ぼくのオンリィ・イエスタディ その51
「80年代のグラビアガールたち」
2001.1.27
番茶も出花のならいで、最初の女性美の開花が10代後半にあるのは間違いない。美しい花々を野に咲くままにほっとけないお節介の輩は尽きることないし、花の中にも富士の高嶺に咲く望みを持つものもあるから、花々は青年誌のグラビアに研を競うことになる。
70年代の後半に悩み多き年頃に突入したぼくにとって、大手出版社から創刊された「GORO」は忘れがたい青年誌だった。
表紙のすっきりしたレイアウトは人気アイドルの大写しの顔写真をいっそう華のあるものに印象付けていたし、その手の雑誌にもかかわらず、手を伸ばすのにためらいを感じさせなかったのは大きい。

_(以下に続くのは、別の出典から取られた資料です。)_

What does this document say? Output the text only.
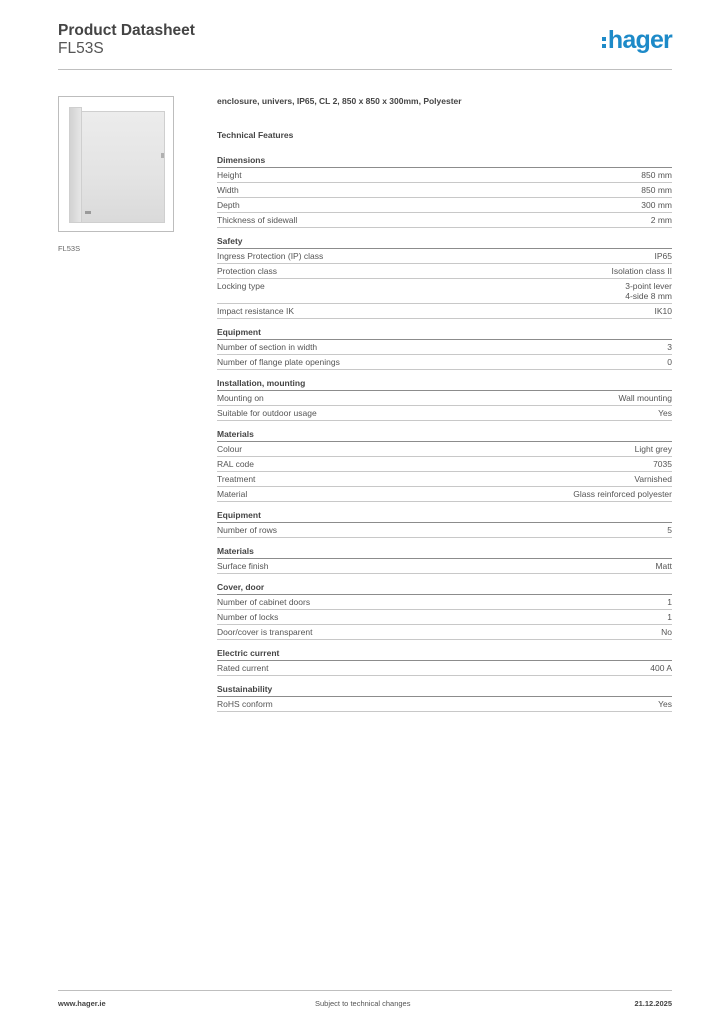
Product Datasheet
FL53S	hager
FL53S
enclosure, univers, IP65, CL 2, 850 x 850 x 300mm, Polyester
Technical Features
Dimensions
Height	850 mm
Width	850 mm
Depth	300 mm
Thickness of sidewall	2 mm
Safety
Ingress Protection (IP) class	IP65
Protection class	Isolation class II
Locking type	3-point lever
4-side 8 mm
Impact resistance IK	IK10
Equipment
Number of section in width	3
Number of flange plate openings	0
Installation, mounting
Mounting on	Wall mounting
Suitable for outdoor usage	Yes
Materials
Colour	Light grey
RAL code	7035
Treatment	Varnished
Material	Glass reinforced polyester
Equipment
Number of rows	5
Materials
Surface finish	Matt
Cover, door
Number of cabinet doors	1
Number of locks	1
Door/cover is transparent	No
Electric current
Rated current	400 A
Sustainability
RoHS conform	Yes
www.hager.ie	Subject to technical changes	21.12.2025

「GORO」のグラビアと言えば、篠山紀信。篠山紀信といえば、激写だ。アイドルを露出ぎりぎりまで脱がすは、ヌードはバンバン撮るは、それはうらやましいかぎりだった。番台に座りたがった落語の若旦那ではないけれど、僕の中ではカメラマンはなりたい一番の職業だった。
沢田和美、秋ひとみ、相本久美子、倉田まり子、山口百恵、桜田淳子、石川優子、榊原郁恵、高見知佳、石川ひとみ、岸本加世子、岩崎良美、石野真子、藤谷美和子、石田えり、宮崎美子、中島はるみ、比企理恵、松田聖子、河合奈保子、三原順子、古手川裕子、多岐川裕美、石原真理子、名取裕子、甲斐智枝美、手塚さとみ、柏原よしえ、伊藤つかさ、津島要、川島なお美、浜田朱理、薬師丸ひろ子、松本伊代、早見優、斎藤慶子、坂口良子、小泉今日子、中森明菜、北原佐和子、石川秀美、堀ちえみ、横須賀昌美、辻沢杏子、香坂みゆき、三田寛子、森尾由美、伊藤麻衣子、桂木文、秋本奈緒美、河愛かずみ、武田久美子、菊池桃子、荻野目慶子、岡田有希子、安田成美、斎藤由貴、工藤夕貴、中山美穂、沢口靖子、本田美奈子、芳本美代子、松本典子、河合その子、新田恵利、南野陽子、西村知美、国生さゆり、高井麻巳子、後藤久美子、立花理佐、酒井法子、仁藤優子、浅香唯、工藤静香、渡辺満真里菜、中村由真、荻野目洋子、大西結花、藤谷美紀、小川典子、宮沢りえ、富田靖子、本田理沙、高岡早紀、WINK、鈴木保奈美、西田ひかる、森高千里。こうしたアイドル、女優たちが80年代のカバーガールだった。もちろん、激写の本命、ヌードの女性たちも綺羅星のごとく登場した。
若いことがそのまま女性の美ではないけれど、若さは女性に特別の光を帯びさせる。もちろん、それは移ろいやすく、はかない。だからこそ、愛惜の念は募る。
80年代がどんな時代であろうと、20代と重なるぼくにとって、それは美しいグラビアアイドルのように光り輝いて思い出される。それはこれからも変わらないだろう。もちろん、失われて、二度と帰らないものへの刺すような悲哀はいや増すにしても。
さて、当時のグラビアアイドルたちも多くが40代、30代となっているはずだ。必ずや、イイオンナになっていることだろう。ところで時代のほうは?